ORDER 1. I.A. No.4734/2010, an application for condonation of delay in filing this revision, has been filed by the applicants. It is contended that the order passed in the note-sheet, though was approved by the Collector, was never communicated to the applicants within time and they were not aware whether their application under section 18 of the Land Acquisition Act, 1894 (herein after referred to as 'Act') was properly decided or not and on account of this reason, they could not approach this Court by way of filing this revision. 2. Though the notices of the said I.A. has been issued to the respondents, yet no response whatsoever has been filed by them. 3. Considering the aforesaid, I.A. stands allowed. The delay in filing the revision is condoned. 4. It is contended by learned Counsel appearing for the applicants that when the award was passed on 9.4.2006 by the Sub-Divisional Officer and Land Acquisition Officer, Betul, the said fact was never brought to the notice of the beneficiaries like applicants herein. They were not aware that their land has been acquired as they were not given any notice of their appearance. Only when the notice was issued to them, they were asked to receive the cheque of the award amount and nothing else. The moment they came to know about passing of the award, they moved an application under section 18 of the Act, which ought to have been decided by the Collector as under the provisions of the Act, such an application is to be considered only and only by the Collector and not by any other authority. This being so, the Sub-Divisional Officer was not required to look into the application of the applicants, the same was required to be referred to the Collector. However, purportedly exercising the powers of Land Acquisition Officer, though the Sub-Divisional Officer was not required to pass any order on the application of the applicants, the impugned order was passed. Approval of the same was obtained from the Collector and application of the applicants was rejected saying that it was barred by limitation. This being so, it is contended that the order impugned is per se illegal and liable to be set aside. 5.

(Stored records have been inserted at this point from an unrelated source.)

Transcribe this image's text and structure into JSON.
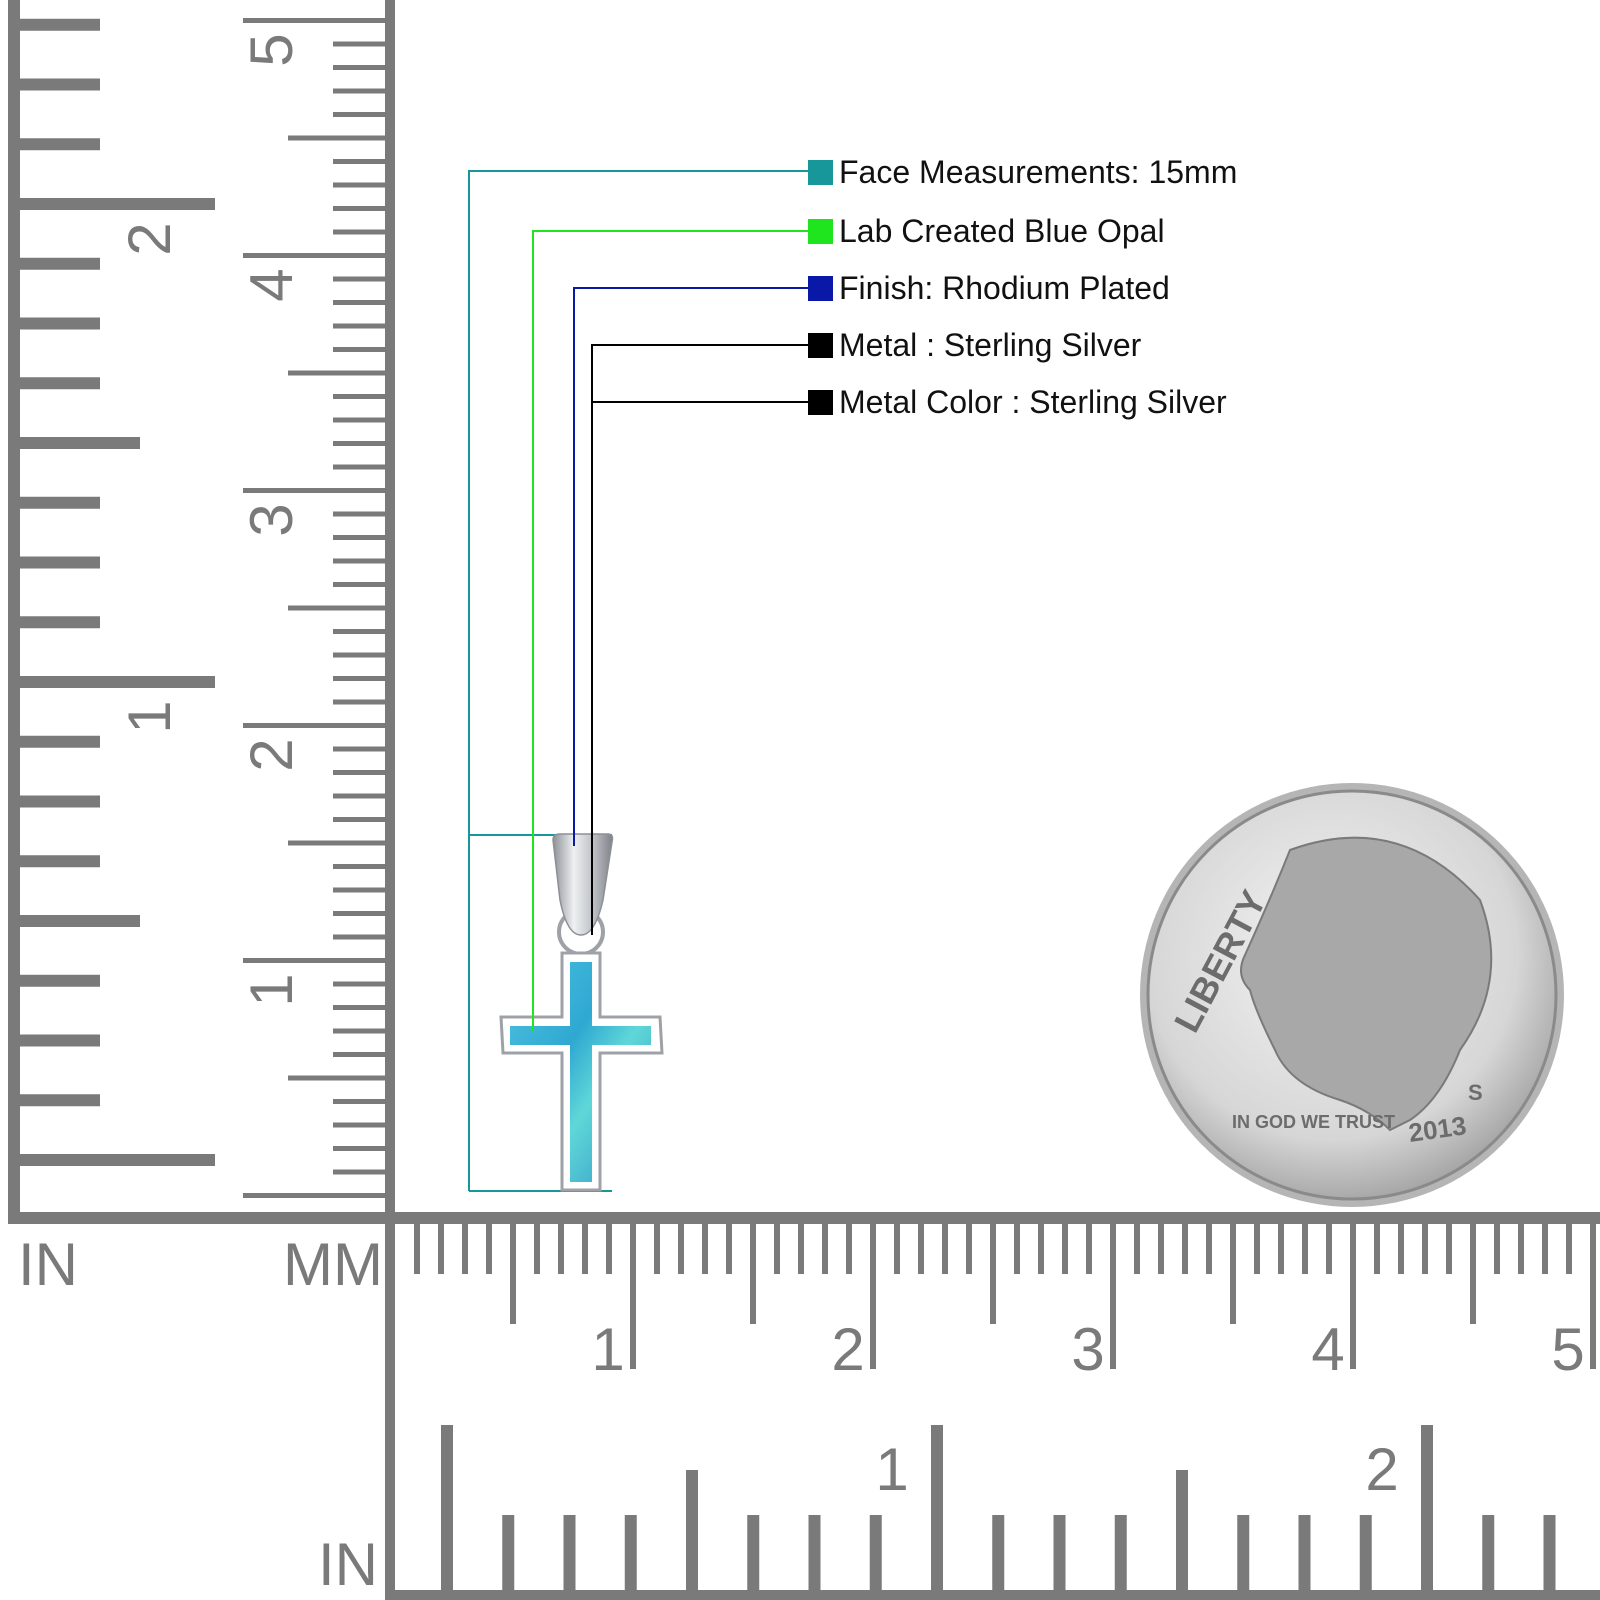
{
  "legend": [
    {
      "label": "Face Measurements: 15mm",
      "color": "#17979a"
    },
    {
      "label": "Lab Created Blue Opal",
      "color": "#1fe51f"
    },
    {
      "label": "Finish: Rhodium Plated",
      "color": "#0a18a8"
    },
    {
      "label": "Metal : Sterling Silver",
      "color": "#000000"
    },
    {
      "label": "Metal Color : Sterling Silver",
      "color": "#000000"
    }
  ],
  "rulers": {
    "unit_in_left": "IN",
    "unit_mm": "MM",
    "unit_in_bottom": "IN",
    "vertical_mm_labels": [
      "1",
      "2",
      "3",
      "4",
      "5"
    ],
    "vertical_in_labels": [
      "1",
      "2"
    ],
    "horizontal_mm_labels": [
      "1",
      "2",
      "3",
      "4",
      "5"
    ],
    "horizontal_in_labels": [
      "1",
      "2"
    ],
    "color": "#7a7a7a"
  },
  "coin": {
    "legend_text": "LIBERTY",
    "motto": "IN GOD WE TRUST",
    "year": "2013",
    "mint_mark": "S"
  },
  "product": {
    "stone_color": "#3fb4d6",
    "metal_color": "#c9cdd2"
  }
}
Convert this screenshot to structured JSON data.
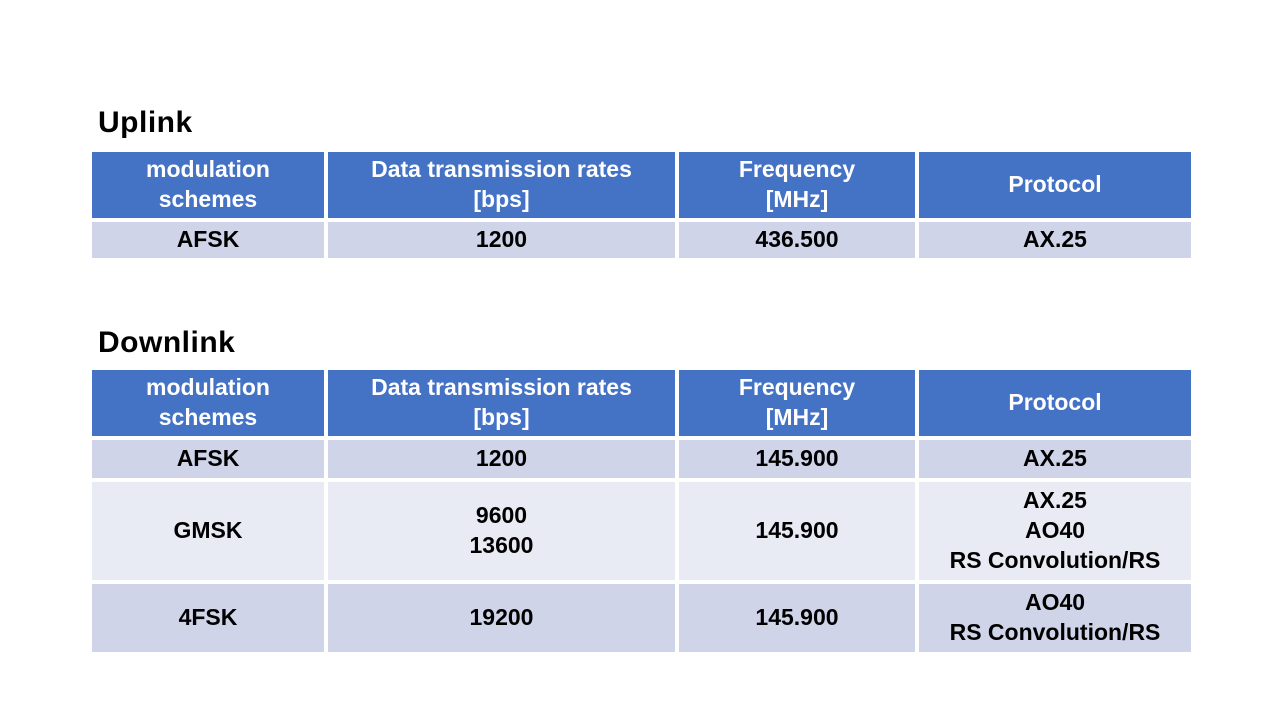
{
  "slide": {
    "background": "#ffffff"
  },
  "colors": {
    "slide_bg": "#ffffff",
    "header_bg": "#4472c4",
    "header_text": "#ffffff",
    "row_band_dark": "#cfd4e8",
    "row_band_light": "#e9ebf4",
    "body_text": "#000000",
    "title_text": "#000000"
  },
  "uplink": {
    "title": "Uplink",
    "headers": [
      "modulation\nschemes",
      "Data transmission rates\n[bps]",
      "Frequency\n[MHz]",
      "Protocol"
    ],
    "rows": [
      [
        "AFSK",
        "1200",
        "436.500",
        "AX.25"
      ]
    ]
  },
  "downlink": {
    "title": "Downlink",
    "headers": [
      "modulation\nschemes",
      "Data transmission rates\n[bps]",
      "Frequency\n[MHz]",
      "Protocol"
    ],
    "rows": [
      [
        "AFSK",
        "1200",
        "145.900",
        "AX.25"
      ],
      [
        "GMSK",
        "9600\n13600",
        "145.900",
        "AX.25\nAO40\nRS Convolution/RS"
      ],
      [
        "4FSK",
        "19200",
        "145.900",
        "AO40\nRS Convolution/RS"
      ]
    ]
  }
}
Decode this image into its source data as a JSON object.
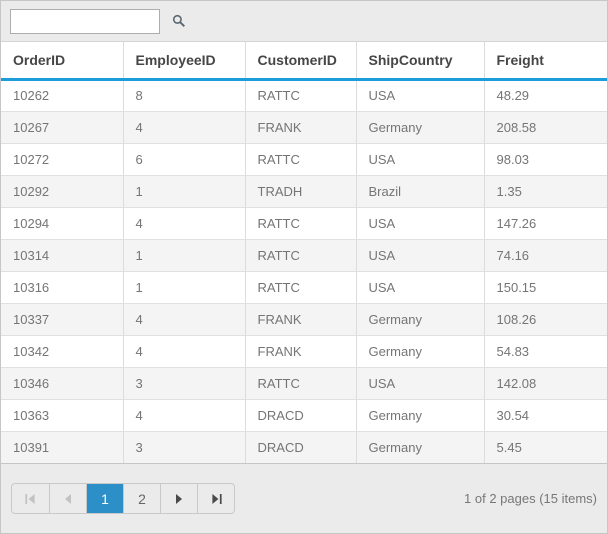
{
  "toolbar": {
    "search_value": "",
    "search_placeholder": "",
    "search_icon": "search-icon"
  },
  "grid": {
    "columns": [
      "OrderID",
      "EmployeeID",
      "CustomerID",
      "ShipCountry",
      "Freight"
    ],
    "rows": [
      [
        "10262",
        "8",
        "RATTC",
        "USA",
        "48.29"
      ],
      [
        "10267",
        "4",
        "FRANK",
        "Germany",
        "208.58"
      ],
      [
        "10272",
        "6",
        "RATTC",
        "USA",
        "98.03"
      ],
      [
        "10292",
        "1",
        "TRADH",
        "Brazil",
        "1.35"
      ],
      [
        "10294",
        "4",
        "RATTC",
        "USA",
        "147.26"
      ],
      [
        "10314",
        "1",
        "RATTC",
        "USA",
        "74.16"
      ],
      [
        "10316",
        "1",
        "RATTC",
        "USA",
        "150.15"
      ],
      [
        "10337",
        "4",
        "FRANK",
        "Germany",
        "108.26"
      ],
      [
        "10342",
        "4",
        "FRANK",
        "Germany",
        "54.83"
      ],
      [
        "10346",
        "3",
        "RATTC",
        "USA",
        "142.08"
      ],
      [
        "10363",
        "4",
        "DRACD",
        "Germany",
        "30.54"
      ],
      [
        "10391",
        "3",
        "DRACD",
        "Germany",
        "5.45"
      ]
    ]
  },
  "pager": {
    "pages": [
      "1",
      "2"
    ],
    "current_page": "1",
    "info": "1 of 2 pages (15 items)",
    "icons": [
      "seek-first-icon",
      "arrow-left-icon",
      "arrow-right-icon",
      "seek-last-icon"
    ]
  },
  "colors": {
    "accent_line": "#1a9dd9",
    "selected_page_bg": "#2c8fc8",
    "toolbar_bg": "#ebebeb",
    "stripe_bg": "#f4f4f4",
    "header_text": "#464646",
    "cell_text": "#757575",
    "disabled_icon": "#c2c2c2",
    "enabled_icon": "#4a4a4a"
  }
}
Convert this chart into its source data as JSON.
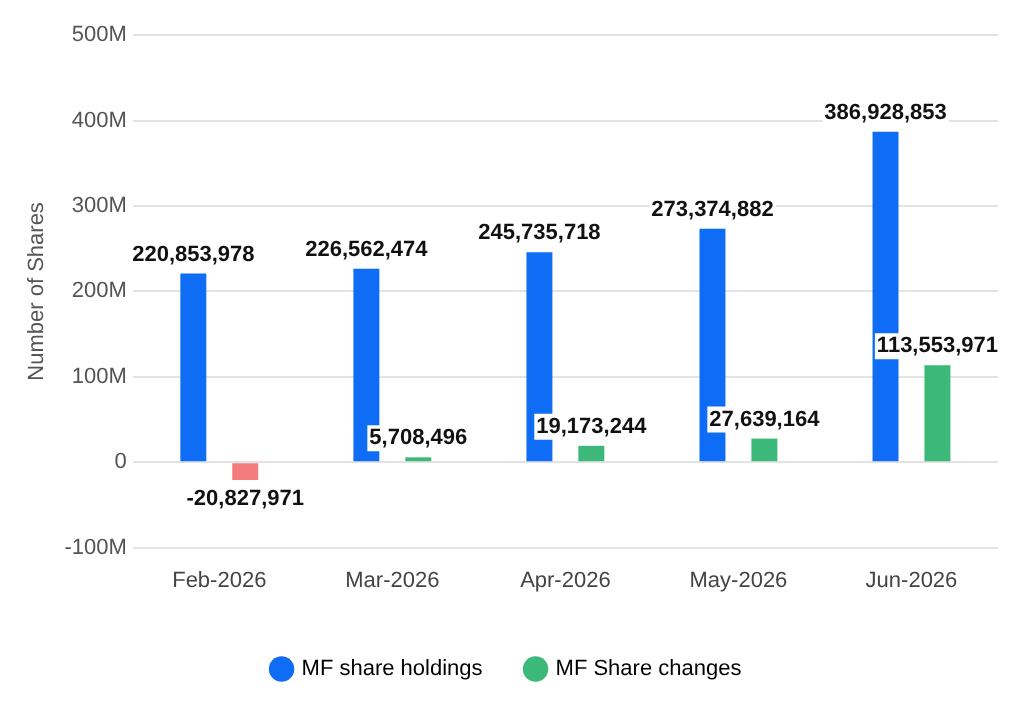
{
  "chart_data": {
    "type": "bar",
    "ylabel": "Number of Shares",
    "categories": [
      "Feb-2026",
      "Mar-2026",
      "Apr-2026",
      "May-2026",
      "Jun-2026"
    ],
    "series": [
      {
        "name": "MF share holdings",
        "color": "#0f6cf5",
        "values": [
          220853978,
          226562474,
          245735718,
          273374882,
          386928853
        ],
        "value_labels": [
          "220,853,978",
          "226,562,474",
          "245,735,718",
          "273,374,882",
          "386,928,853"
        ]
      },
      {
        "name": "MF Share changes",
        "colors": [
          "#f47c7c",
          "#3cb878",
          "#3cb878",
          "#3cb878",
          "#3cb878"
        ],
        "values": [
          -20827971,
          5708496,
          19173244,
          27639164,
          113553971
        ],
        "value_labels": [
          "-20,827,971",
          "5,708,496",
          "19,173,244",
          "27,639,164",
          "113,553,971"
        ]
      }
    ],
    "ylim": [
      -100000000,
      500000000
    ],
    "yticks": [
      {
        "value": -100000000,
        "label": "-100M"
      },
      {
        "value": 0,
        "label": "0"
      },
      {
        "value": 100000000,
        "label": "100M"
      },
      {
        "value": 200000000,
        "label": "200M"
      },
      {
        "value": 300000000,
        "label": "300M"
      },
      {
        "value": 400000000,
        "label": "400M"
      },
      {
        "value": 500000000,
        "label": "500M"
      }
    ],
    "grid": "y",
    "legend": "bottom"
  }
}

Approval of the same was obtained from the Collector and application of the applicants was rejected saying that it was barred by limitation. This being so, it is contended that the order impugned is per se illegal and liable to be set aside. 5. Learned counsel appearing for the respondents is not in a position to dispute that the order on an application under section 18 of the Act is required to be passed by the Collector after application of his mind. 6. The submissions of learned counsel for the parties are considered. This Court has dealt with such a situation in the case of Kashi Bai and others v. State of M.P. and others, 2012(II) MPWN 108 = 2012(2) MPLJ 418 , and has categorically held that a reference is to be made by the Collector and he is required to examine the claim made in the application. The limitation is also required to be adjudged by the Collector himself. The period, which is allowed under the Act itself for making of such an application for making reference, is to be started from the date of knowledge of the award or from the date when the award is communicated to the concerned. The provisions of section 18 of the Act read thus : “18. Reference to Court.- (1) Any person interested who has not accepted the award may, by written application to the Collector, require that the matter be referred by the Collector for the determination of the Court, whether his objection be to the measurement of the land, the amount of the compensation, the persons to whom it is payable, or the apportionment of the compensation among the persons interested. (2) The application shall state the grounds on which objection to the award is taken : Provided that every such application shall be made :- (a) if the person making it was present or represented before the Collector at the time when he made his award, within six weeks from the date of the Collector's award; (b) in other cases, within six weeks of the receipt of the notice from the Collector under section 12, sub-section (2), or within six months from the date of the Collector's award, whichever period shall first expire.” 7.
A perusal of this provision will make it clear that it was the duty on the part of the Land Acquisition Officer to inform the applicants about the award passed in their case. Nothing has been placed on record to indicate that the award was ever communicated to the concerned. The order impugned also do not disclose that the notices as required under the Act aforesaid were issued and served on the applicants. Therefore, it was wrongly held by the Sub-Divisional Officer that the application for reference was not made within time. That apart, the Sub-Divisional Officer was not the competent authority to decide such an application of the applicants, as he was not required to act as Collector. It was the duty on the part of the Collector to decide such an application of the applicants strictly in terms of the provisions of section 18 of the Act. 8. In view of the aforesaid, the revision is allowed. Impugned order dated 23.9.2009 is hereby quashed. The matter is remitted back to the Collector, Betul with a direction to examine whether the applicants were ever served with the notices of the land acquisition proceedings under section 12 of the Act and they have taken part in the proceedings or not and then to make reference to the civil Court to adjudicate the quantum of award ascertained by the Land Acquisition Officer. Let it be done within a period of four months from the date of receipt of certified copy of the order passed today. 9. The revision is allowed to the extent indicated herein above. There shall be no order as to costs.